Mit der 2010 durchgeführten Auflösung der
Niederländischen Antillen ist das Ende der
Währung beschlossen. Für die
BES-Inseln Bonaire, Saba und Sint Eustatius
wurde die Landeswährung am 1. Januar 2011 durch den
US-Dollar
abgelöst. Ende August 2009 wurde auf einer mit
Fachleuten besetzten Konferenz in Willemstad auch
für Curaçao und Sint Maarten die
Dollarisierung diskutiert.

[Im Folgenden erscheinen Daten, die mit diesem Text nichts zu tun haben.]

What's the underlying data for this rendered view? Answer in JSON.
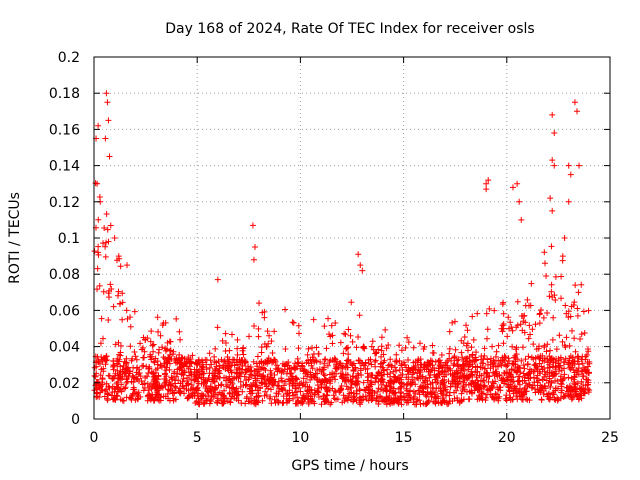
{
  "chart_data": {
    "type": "scatter",
    "title": "Day 168 of 2024, Rate Of TEC Index for receiver osls",
    "xlabel": "GPS time / hours",
    "ylabel": "ROTI / TECUs",
    "xlim": [
      0,
      25
    ],
    "ylim": [
      0,
      0.2
    ],
    "x_ticks": [
      0,
      5,
      10,
      15,
      20,
      25
    ],
    "x_tick_labels": [
      "0",
      "5",
      "10",
      "15",
      "20",
      "25"
    ],
    "y_ticks": [
      0,
      0.02,
      0.04,
      0.06,
      0.08,
      0.1,
      0.12,
      0.14,
      0.16,
      0.18,
      0.2
    ],
    "y_tick_labels": [
      "0",
      "0.02",
      "0.04",
      "0.06",
      "0.08",
      "0.1",
      "0.12",
      "0.14",
      "0.16",
      "0.18",
      "0.2"
    ],
    "grid": true,
    "marker": "+",
    "marker_color": "#ff0000",
    "series": [
      {
        "name": "ROTI",
        "envelope_hours": [
          0,
          0.5,
          1,
          1.5,
          2,
          2.5,
          3,
          3.5,
          4,
          4.5,
          5,
          5.5,
          6,
          6.5,
          7,
          7.5,
          8,
          8.5,
          9,
          9.5,
          10,
          10.5,
          11,
          11.5,
          12,
          12.5,
          13,
          13.5,
          14,
          14.5,
          15,
          15.5,
          16,
          16.5,
          17,
          17.5,
          18,
          18.5,
          19,
          19.5,
          20,
          20.5,
          21,
          21.5,
          22,
          22.5,
          23,
          23.5,
          24
        ],
        "envelope_upper": [
          0.13,
          0.15,
          0.1,
          0.08,
          0.06,
          0.06,
          0.06,
          0.06,
          0.06,
          0.04,
          0.035,
          0.045,
          0.055,
          0.05,
          0.055,
          0.06,
          0.065,
          0.06,
          0.065,
          0.06,
          0.06,
          0.055,
          0.055,
          0.06,
          0.065,
          0.07,
          0.065,
          0.06,
          0.055,
          0.05,
          0.05,
          0.045,
          0.045,
          0.05,
          0.05,
          0.055,
          0.065,
          0.07,
          0.075,
          0.07,
          0.07,
          0.075,
          0.075,
          0.08,
          0.1,
          0.09,
          0.1,
          0.08,
          0.06
        ],
        "envelope_lower": [
          0.01,
          0.01,
          0.01,
          0.01,
          0.01,
          0.01,
          0.01,
          0.01,
          0.01,
          0.01,
          0.008,
          0.008,
          0.008,
          0.008,
          0.008,
          0.008,
          0.008,
          0.008,
          0.008,
          0.008,
          0.008,
          0.008,
          0.008,
          0.008,
          0.008,
          0.008,
          0.008,
          0.008,
          0.008,
          0.008,
          0.008,
          0.008,
          0.008,
          0.008,
          0.008,
          0.008,
          0.01,
          0.01,
          0.01,
          0.01,
          0.01,
          0.01,
          0.01,
          0.01,
          0.01,
          0.01,
          0.01,
          0.01,
          0.01
        ],
        "highlight_points": [
          [
            0.1,
            0.155
          ],
          [
            0.2,
            0.162
          ],
          [
            0.15,
            0.13
          ],
          [
            0.3,
            0.12
          ],
          [
            0.6,
            0.18
          ],
          [
            0.65,
            0.175
          ],
          [
            0.7,
            0.165
          ],
          [
            0.55,
            0.155
          ],
          [
            0.75,
            0.145
          ],
          [
            1.0,
            0.1
          ],
          [
            1.2,
            0.09
          ],
          [
            1.6,
            0.085
          ],
          [
            7.7,
            0.107
          ],
          [
            7.8,
            0.095
          ],
          [
            7.75,
            0.088
          ],
          [
            6.0,
            0.077
          ],
          [
            12.8,
            0.091
          ],
          [
            12.9,
            0.085
          ],
          [
            13.0,
            0.082
          ],
          [
            19.0,
            0.13
          ],
          [
            19.1,
            0.132
          ],
          [
            19.0,
            0.127
          ],
          [
            20.3,
            0.128
          ],
          [
            20.5,
            0.13
          ],
          [
            20.6,
            0.12
          ],
          [
            20.7,
            0.11
          ],
          [
            22.2,
            0.168
          ],
          [
            22.3,
            0.158
          ],
          [
            22.2,
            0.143
          ],
          [
            22.3,
            0.14
          ],
          [
            22.1,
            0.122
          ],
          [
            22.2,
            0.115
          ],
          [
            23.0,
            0.14
          ],
          [
            23.1,
            0.135
          ],
          [
            23.3,
            0.175
          ],
          [
            23.4,
            0.17
          ],
          [
            23.5,
            0.14
          ],
          [
            23.0,
            0.12
          ],
          [
            22.8,
            0.1
          ]
        ]
      }
    ]
  }
}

Diese Lösung hätte
zwangsläufig die Abschaffung des Antillen-Gulden zur
Folge. Inzwischen ist die Umwandlung in einen
Karibischen Gulden ab 2012 beschlossen.
An Stelle der Banknoten zu 25 und 250 Gulden wird es
dann Banknoten zu 20 und 200 Gulden geben.